Après cette explication, qui avait fourni un prétexte pour se lever, les hôtes d’Athos prirent congé de lui ; le vieux duc de Barbé seul, qui agissait familièrement en vertu d’une amitié de vingt ans avec la maison de La Vallière, alla voir la petite Louise qui pleurait et qui, en apercevant Raoul, essuya ses beaux yeux et sourit aussitôt.

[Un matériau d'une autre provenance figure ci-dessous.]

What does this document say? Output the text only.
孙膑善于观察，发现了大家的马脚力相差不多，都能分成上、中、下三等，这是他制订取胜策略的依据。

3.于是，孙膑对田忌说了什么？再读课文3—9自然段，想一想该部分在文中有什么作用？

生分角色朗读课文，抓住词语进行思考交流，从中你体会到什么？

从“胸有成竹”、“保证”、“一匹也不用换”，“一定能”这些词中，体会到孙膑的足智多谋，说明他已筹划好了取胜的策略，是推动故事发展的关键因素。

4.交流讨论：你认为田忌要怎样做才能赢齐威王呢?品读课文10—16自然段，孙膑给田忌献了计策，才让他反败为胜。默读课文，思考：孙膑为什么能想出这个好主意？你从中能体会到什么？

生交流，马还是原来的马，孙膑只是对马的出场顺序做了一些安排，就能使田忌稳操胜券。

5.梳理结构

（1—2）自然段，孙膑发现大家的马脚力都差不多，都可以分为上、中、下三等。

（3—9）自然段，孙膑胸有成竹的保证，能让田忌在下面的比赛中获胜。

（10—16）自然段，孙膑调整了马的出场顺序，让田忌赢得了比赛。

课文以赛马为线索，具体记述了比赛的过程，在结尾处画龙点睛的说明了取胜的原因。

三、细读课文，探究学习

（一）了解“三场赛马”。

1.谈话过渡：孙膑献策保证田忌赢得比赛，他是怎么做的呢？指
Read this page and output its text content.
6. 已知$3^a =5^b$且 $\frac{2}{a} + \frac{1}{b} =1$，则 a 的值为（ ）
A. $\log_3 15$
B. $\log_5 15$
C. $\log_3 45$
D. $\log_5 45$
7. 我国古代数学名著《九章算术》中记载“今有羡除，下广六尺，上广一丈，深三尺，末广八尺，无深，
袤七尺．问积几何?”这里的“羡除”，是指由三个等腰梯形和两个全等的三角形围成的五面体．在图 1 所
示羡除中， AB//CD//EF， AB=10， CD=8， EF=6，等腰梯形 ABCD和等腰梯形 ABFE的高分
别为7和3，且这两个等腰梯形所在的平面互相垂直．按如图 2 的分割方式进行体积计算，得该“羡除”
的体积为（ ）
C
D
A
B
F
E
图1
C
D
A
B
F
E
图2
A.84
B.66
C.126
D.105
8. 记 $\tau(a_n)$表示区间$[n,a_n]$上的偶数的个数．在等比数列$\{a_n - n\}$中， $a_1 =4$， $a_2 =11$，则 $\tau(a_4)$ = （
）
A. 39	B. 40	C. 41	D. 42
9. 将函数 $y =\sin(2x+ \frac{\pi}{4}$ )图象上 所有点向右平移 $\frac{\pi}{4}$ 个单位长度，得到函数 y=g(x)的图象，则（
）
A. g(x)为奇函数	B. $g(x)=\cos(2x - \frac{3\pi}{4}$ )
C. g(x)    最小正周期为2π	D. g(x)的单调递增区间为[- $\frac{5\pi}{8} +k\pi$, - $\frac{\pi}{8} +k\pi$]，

Alors il proposa d’emmener la petite Louise à Blois dans son carosse.

— Vous avez raison, Monsieur, dit Athos, elle sera plus tôt près de sa mère ; quant à vous, Raoul, je suis sûr que vous avez agi étourdiment et qu’il y a de votre faute.

— Oh ! non, non, monsieur, je vous le jure ! s’écria la jeune fille tandis que le jeune homme pâlissait à l’idée qu’il était peut-être la cause de cet accident.

— Oh ! monsieur, je vous assure… murmura Raoul.

— Vous n’en irez pas moins à Blois, continua le comte avec bonté, et vous ferez vos excuses et les miennes à Mme de Saint-Remy, puis vous reviendrez.

Les couleurs reparurent sur les joues du jeune homme ; après avoir consulté des yeux le comte, il reprit dans ses bras déjà vigoureux la petite fille, dont la jolie tête endolorie et souriante à la fois posait sur son épaule, et il l’installa doucement dans le carosse ; puis, sautant sur son cheval avec l’élégance et l’agilité d’un écuyer consommé, après avoir salué Athos et d’Artagnan, il s’éloigna rapidement, accompagnant la portière du carosse, vers l’intérieur duquel ses yeux restèrent constamment fixés.